Глава 3

Вася. Ахульго, 21–22 августа 1839 года.

— Ну, что, мамочки, повоюем⁈ — весело окликнул кабардинцев генерал-майор Лабынцов.

Егеря напряженно смотрели вперед — в пыльную пелену, в которой снова скрылось Новое Ахульго из-за обстрела, который начали батареи с рассветом. За три с половиной дня после второго по счету штурма многое переменилось. Восторг от успеха 17-го августа быстро сменился напряженным ожиданием. Слухи в лагере разносились моментально. Начиная со встречи Пулло с Шамилем, все быстро поняли: мира с мюридами не будет, нового приступа не избежать.

И вот настал момент узнать, чья сила крепче, а желание победы — сильнее!

Кабардинцы бросились вперед и быстро добрались до рва со скрытыми капонирами. Как и куринцы, застряли. Теряя людей, бросились вниз и на кураже захватили правую саклю в перекопе. Но левая, самая труднодоступная, держалась[1].

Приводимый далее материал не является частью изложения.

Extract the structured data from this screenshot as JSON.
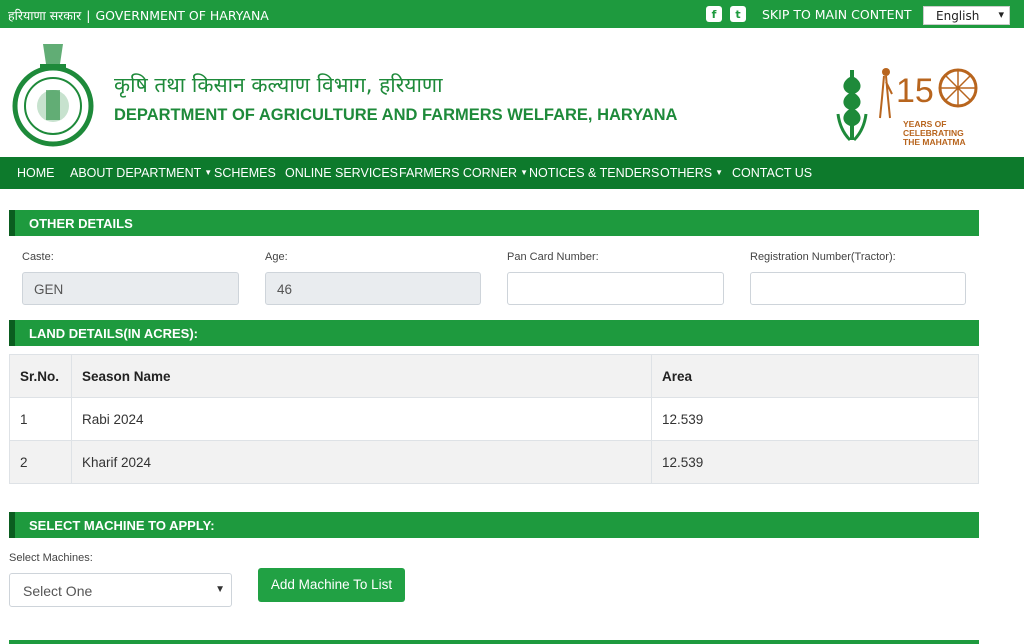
{
  "topbar": {
    "gov_hindi": "हरियाणा सरकार",
    "separator": "|",
    "gov_english": "GOVERNMENT OF HARYANA",
    "facebook_icon": "f",
    "twitter_icon": "t",
    "skip_link": "SKIP TO MAIN CONTENT",
    "language": "English"
  },
  "header": {
    "title_hindi": "कृषि तथा किसान कल्याण विभाग, हरियाणा",
    "title_english": "DEPARTMENT OF AGRICULTURE AND FARMERS WELFARE, HARYANA",
    "gandhi_line1": "YEARS OF",
    "gandhi_line2": "CELEBRATING",
    "gandhi_line3": "THE MAHATMA"
  },
  "nav": {
    "items": [
      {
        "label": "HOME"
      },
      {
        "label": "ABOUT DEPARTMENT"
      },
      {
        "label": "SCHEMES"
      },
      {
        "label": "ONLINE SERVICES"
      },
      {
        "label": "FARMERS CORNER"
      },
      {
        "label": "NOTICES & TENDERS"
      },
      {
        "label": "OTHERS"
      },
      {
        "label": "CONTACT US"
      }
    ]
  },
  "other_details": {
    "title": "OTHER DETAILS",
    "caste_label": "Caste:",
    "caste_value": "GEN",
    "age_label": "Age:",
    "age_value": "46",
    "pan_label": "Pan Card Number:",
    "pan_value": "",
    "reg_label": "Registration Number(Tractor):",
    "reg_value": ""
  },
  "land_details": {
    "title": "LAND DETAILS(IN ACRES):",
    "headers": [
      "Sr.No.",
      "Season Name",
      "Area"
    ],
    "rows": [
      [
        "1",
        "Rabi 2024",
        "12.539"
      ],
      [
        "2",
        "Kharif 2024",
        "12.539"
      ]
    ]
  },
  "machine": {
    "title": "SELECT MACHINE TO APPLY:",
    "select_label": "Select Machines:",
    "select_value": "Select One",
    "add_button": "Add Machine To List"
  },
  "colors": {
    "topbar": "#1e9a3e",
    "nav": "#0d7a2c",
    "title_green": "#1e8a3a",
    "button": "#21a144"
  },
  "icons": {
    "emblem": "haryana-emblem-icon",
    "wheat": "wheat-logo-icon",
    "gandhi": "gandhi-150-logo-icon",
    "dropdown": "chevron-down-icon"
  }
}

Что с ней только не делали! Заваливали фашинами и турами, бросали гранаты и мешки с порохом ей на крышу — ничто ее не брало. Фланговый огонь из бойниц, прорубленных в толстых стенах, сводил на нет все попытки егерей прорваться за ров к траншеям и завалам. Оттуда непрерывно раздавались выстрелы и звучали священные песни. Мюриды хорошо укрепились: за каменными стенками в ауле мелькали только стволы их винтовок и папахи. Между ними металась чалма имама с развевающимся в пороховом дыму шлейфом — Шамиль бился в первых рядах.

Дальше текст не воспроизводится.